BiGRU encodes context; memory chains update at each time step via candidate $\tilde{m}_i^j$ , attention gates $g_i^j$ , and $\ell^j$ -supervised binary aspect triggers.
Gate supervision uses FrameNet, POS, and sentiment lexicons for event/sentiment/topic detection, causing distinct clustering of chain representations.
The model achieves state-of-the-art Story Cloze Test performance (78.5% accuracy), outperforming non-semantic baselines.

6. Comparative Results and Ablations

Quantitative evaluation across vision-language and LLM domains demonstrates the impact of memory-augmented StoryMem architectures:

Multi-shot Visual Storytelling (Zhang et al., 22 Dec 2025):

Method	Aesthetic	Prompt Following (Global)	Cross-shot Consistency
Wan2.2-T2V	0.6452	0.2174	0.3937
StoryDiffusion+Wan2.2-I2V	0.6085	0.2288	0.4600
IC-LoRA+Wan2.2-I2V	0.5704	0.2131	0.4110
HoloCine	0.5653	0.2199	0.4628
StoryMem	0.6133	0.2289	0.5065

LLM Long-Term Memory Benchmark (Wan et al., 16 Jun 2025):

Model	Overall Acc (IF)	First-Try Acc (IF)	LongestCorr (IF)
Doubao 1.5-pro	80.98%	79.14%	10.0
GPT-4o	71.88%	63.49%	8.0
Claude 3.5	74.86%	68.21%	8.5
Deepseek-R1	70.45%	65.16%	10.2

Ablation results demonstrate loss of cross-shot consistency when semantic selection or aesthetic filtering is omitted (Zhang et al., 22 Dec 2025).

7. Extensions, Limitations, and Directions

Advantages of StoryMem approaches include:

Dynamic, explicit, and context-sensitive memory updates tuned to narrative or visual structure.
Robust cross-shot or cross-turn consistency, both for global (character/background) and local (scene-cut) continuity.
Unified optimization objectives in most cases—memory integration does not require complex auxiliary losses.
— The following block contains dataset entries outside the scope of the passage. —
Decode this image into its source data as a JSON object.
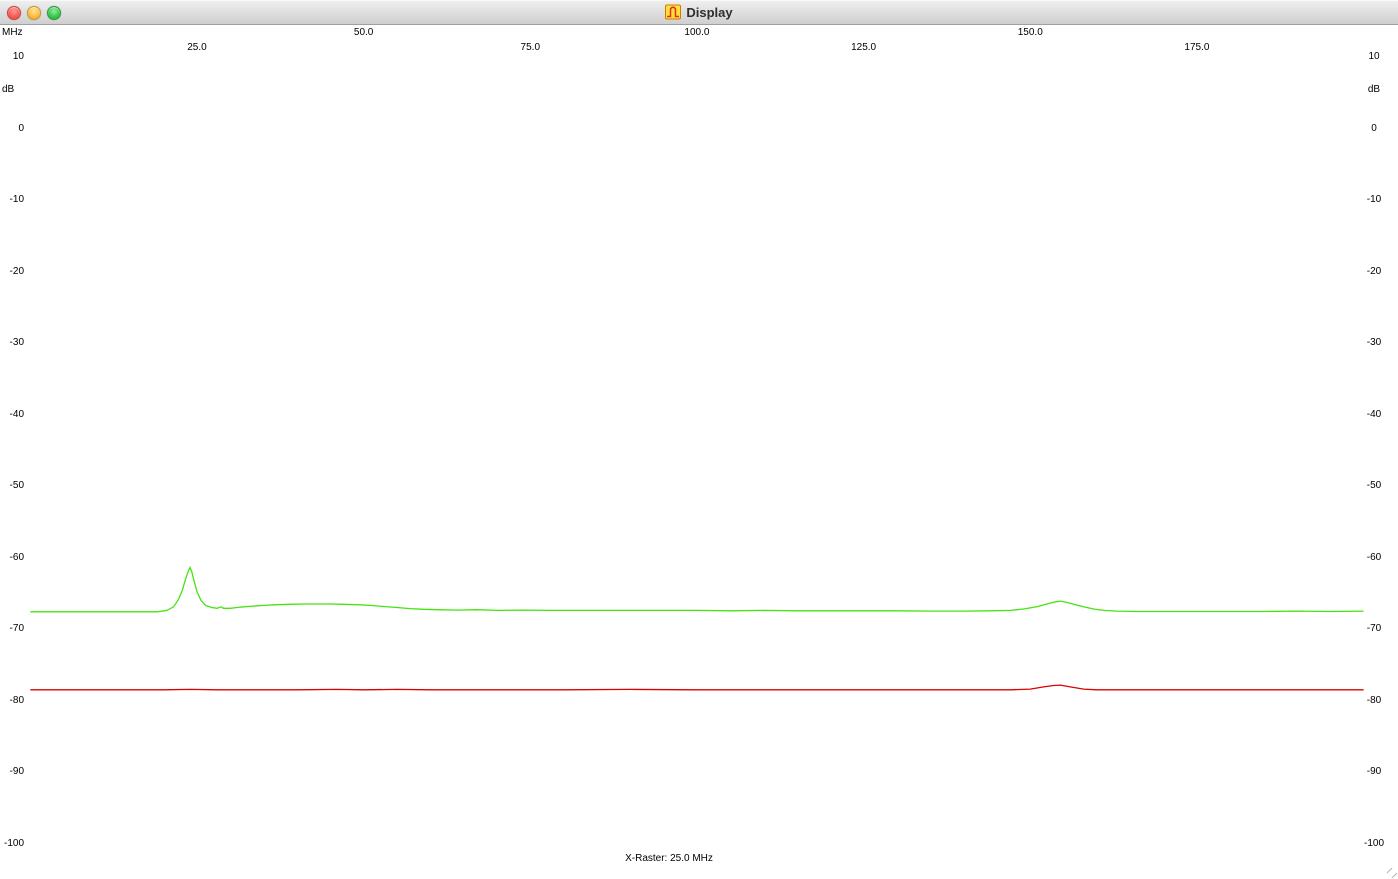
{
  "window": {
    "title": "Display",
    "traffic_light_colors": {
      "close": "#f75c57",
      "minimize": "#fdbd3e",
      "zoom": "#35cb4b"
    },
    "icon": "spectrum-icon"
  },
  "status": {
    "x_raster": "X-Raster: 25.0 MHz"
  },
  "chart_data": {
    "type": "line",
    "title": "",
    "grid": false,
    "legend": false,
    "x_axis": {
      "unit": "MHz",
      "min": 0,
      "max": 200,
      "tick_values": [
        25,
        50,
        75,
        100,
        125,
        150,
        175
      ],
      "tick_labels": [
        "25.0",
        "50.0",
        "75.0",
        "100.0",
        "125.0",
        "150.0",
        "175.0"
      ]
    },
    "y_axis": {
      "unit": "dB",
      "min": -100,
      "max": 10,
      "sides": "both",
      "tick_values": [
        10,
        0,
        -10,
        -20,
        -30,
        -40,
        -50,
        -60,
        -70,
        -80,
        -90,
        -100
      ],
      "tick_labels": [
        "10",
        "0",
        "-10",
        "-20",
        "-30",
        "-40",
        "-50",
        "-60",
        "-70",
        "-80",
        "-90",
        "-100"
      ]
    },
    "series": [
      {
        "name": "trace-green",
        "color": "#44e410",
        "points": [
          [
            0,
            -67.6
          ],
          [
            4,
            -67.6
          ],
          [
            8,
            -67.6
          ],
          [
            12,
            -67.6
          ],
          [
            16,
            -67.6
          ],
          [
            19,
            -67.6
          ],
          [
            20.5,
            -67.4
          ],
          [
            21.5,
            -66.9
          ],
          [
            22.2,
            -65.9
          ],
          [
            22.8,
            -64.6
          ],
          [
            23.3,
            -63.0
          ],
          [
            23.7,
            -61.9
          ],
          [
            23.95,
            -61.4
          ],
          [
            24.2,
            -61.9
          ],
          [
            24.6,
            -63.4
          ],
          [
            25.0,
            -64.8
          ],
          [
            25.6,
            -66.0
          ],
          [
            26.3,
            -66.7
          ],
          [
            27.2,
            -67.0
          ],
          [
            28.0,
            -67.1
          ],
          [
            28.6,
            -66.9
          ],
          [
            29.0,
            -67.1
          ],
          [
            30,
            -67.1
          ],
          [
            31,
            -67.0
          ],
          [
            32,
            -66.9
          ],
          [
            33.5,
            -66.8
          ],
          [
            35,
            -66.7
          ],
          [
            37,
            -66.6
          ],
          [
            39,
            -66.55
          ],
          [
            41,
            -66.5
          ],
          [
            43,
            -66.5
          ],
          [
            45,
            -66.5
          ],
          [
            47,
            -66.55
          ],
          [
            49,
            -66.6
          ],
          [
            51,
            -66.7
          ],
          [
            53,
            -66.85
          ],
          [
            55,
            -67.0
          ],
          [
            57,
            -67.15
          ],
          [
            59,
            -67.25
          ],
          [
            61,
            -67.3
          ],
          [
            64,
            -67.35
          ],
          [
            67,
            -67.3
          ],
          [
            70,
            -67.4
          ],
          [
            74,
            -67.35
          ],
          [
            78,
            -67.4
          ],
          [
            82,
            -67.4
          ],
          [
            86,
            -67.4
          ],
          [
            90,
            -67.4
          ],
          [
            95,
            -67.4
          ],
          [
            100,
            -67.4
          ],
          [
            105,
            -67.45
          ],
          [
            110,
            -67.4
          ],
          [
            115,
            -67.45
          ],
          [
            120,
            -67.45
          ],
          [
            125,
            -67.45
          ],
          [
            130,
            -67.45
          ],
          [
            135,
            -67.5
          ],
          [
            140,
            -67.5
          ],
          [
            144,
            -67.45
          ],
          [
            147,
            -67.4
          ],
          [
            149,
            -67.2
          ],
          [
            151,
            -66.9
          ],
          [
            152.5,
            -66.5
          ],
          [
            153.8,
            -66.2
          ],
          [
            154.6,
            -66.1
          ],
          [
            155.5,
            -66.3
          ],
          [
            156.8,
            -66.6
          ],
          [
            158,
            -66.9
          ],
          [
            159.5,
            -67.2
          ],
          [
            161,
            -67.4
          ],
          [
            163,
            -67.5
          ],
          [
            166,
            -67.55
          ],
          [
            170,
            -67.55
          ],
          [
            175,
            -67.55
          ],
          [
            180,
            -67.55
          ],
          [
            185,
            -67.55
          ],
          [
            190,
            -67.5
          ],
          [
            195,
            -67.55
          ],
          [
            200,
            -67.5
          ]
        ]
      },
      {
        "name": "trace-red",
        "color": "#dd0000",
        "points": [
          [
            0,
            -78.5
          ],
          [
            10,
            -78.5
          ],
          [
            20,
            -78.5
          ],
          [
            24,
            -78.45
          ],
          [
            28,
            -78.5
          ],
          [
            40,
            -78.5
          ],
          [
            46,
            -78.45
          ],
          [
            50,
            -78.5
          ],
          [
            55,
            -78.45
          ],
          [
            60,
            -78.5
          ],
          [
            70,
            -78.5
          ],
          [
            80,
            -78.5
          ],
          [
            90,
            -78.45
          ],
          [
            100,
            -78.5
          ],
          [
            110,
            -78.5
          ],
          [
            120,
            -78.5
          ],
          [
            130,
            -78.5
          ],
          [
            140,
            -78.5
          ],
          [
            147,
            -78.5
          ],
          [
            150,
            -78.4
          ],
          [
            152,
            -78.1
          ],
          [
            153.5,
            -77.9
          ],
          [
            154.5,
            -77.85
          ],
          [
            156,
            -78.1
          ],
          [
            158,
            -78.4
          ],
          [
            160,
            -78.5
          ],
          [
            170,
            -78.5
          ],
          [
            180,
            -78.5
          ],
          [
            190,
            -78.5
          ],
          [
            200,
            -78.5
          ]
        ]
      }
    ]
  }
}
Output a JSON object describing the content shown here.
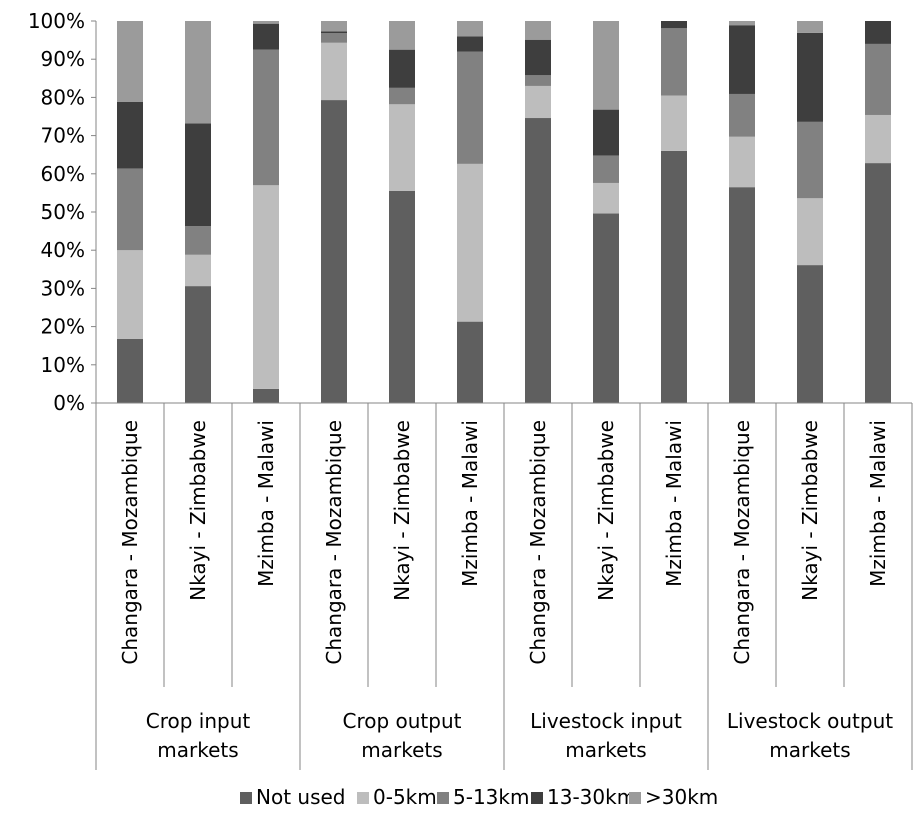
{
  "chart_data": {
    "type": "bar",
    "stacked": true,
    "percent": true,
    "categories": [
      "Changara - Mozambique",
      "Nkayi - Zimbabwe",
      "Mzimba - Malawi",
      "Changara - Mozambique",
      "Nkayi - Zimbabwe",
      "Mzimba - Malawi",
      "Changara - Mozambique",
      "Nkayi - Zimbabwe",
      "Mzimba - Malawi",
      "Changara - Mozambique",
      "Nkayi - Zimbabwe",
      "Mzimba - Malawi"
    ],
    "groups": [
      {
        "label": "Crop input markets",
        "lines": [
          "Crop input",
          "markets"
        ],
        "span": 3
      },
      {
        "label": "Crop output markets",
        "lines": [
          "Crop output",
          "markets"
        ],
        "span": 3
      },
      {
        "label": "Livestock input markets",
        "lines": [
          "Livestock input",
          "markets"
        ],
        "span": 3
      },
      {
        "label": "Livestock output markets",
        "lines": [
          "Livestock output",
          "markets"
        ],
        "span": 3
      }
    ],
    "series": [
      {
        "name": "Not used",
        "color": "#5f5f5f",
        "values": [
          16.8,
          30.6,
          3.7,
          79.3,
          55.5,
          21.3,
          74.6,
          49.6,
          66.0,
          56.5,
          36.1,
          62.8
        ]
      },
      {
        "name": "0-5km",
        "color": "#bdbdbd",
        "values": [
          23.2,
          8.2,
          53.3,
          15.0,
          22.7,
          41.3,
          8.4,
          8.0,
          14.5,
          13.2,
          17.5,
          12.6
        ]
      },
      {
        "name": "5-13km",
        "color": "#818181",
        "values": [
          21.4,
          7.5,
          35.5,
          2.5,
          4.3,
          29.4,
          2.8,
          7.2,
          17.6,
          11.2,
          20.0,
          18.6
        ]
      },
      {
        "name": "13-30km",
        "color": "#3e3e3e",
        "values": [
          17.4,
          26.9,
          6.8,
          0.5,
          10.0,
          4.0,
          9.3,
          12.0,
          1.9,
          18.0,
          23.3,
          6.0
        ]
      },
      {
        "name": ">30km",
        "color": "#9b9b9b",
        "values": [
          21.2,
          26.8,
          0.7,
          2.7,
          7.5,
          4.0,
          4.9,
          23.2,
          0.0,
          1.1,
          3.1,
          0.0
        ]
      }
    ],
    "yticks": [
      "0%",
      "10%",
      "20%",
      "30%",
      "40%",
      "50%",
      "60%",
      "70%",
      "80%",
      "90%",
      "100%"
    ],
    "ylim": [
      0,
      100
    ],
    "title": "",
    "xlabel": "",
    "ylabel": "",
    "legend_position": "bottom",
    "grid": false,
    "axis_color": "#868686"
  }
}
Limitations and open avenues:

Memory bank size grows with story length in naive implementations; research on pruning/summarization is ongoing.
No guarantees that memory strictly enforces reference resolution unless guided by additional supervision or loss.
LLM benchmarks show distinct tradeoffs between immediate correction and deep causal mapping; memory decay and shallow error localization remain obstacles.

Research suggests further improvement is possible through hierarchical memory structures, explicit backtracking, external key–value stores, and combined multi-modal prompting for causal narrative tracking (Wan et al., 16 Jun 2025).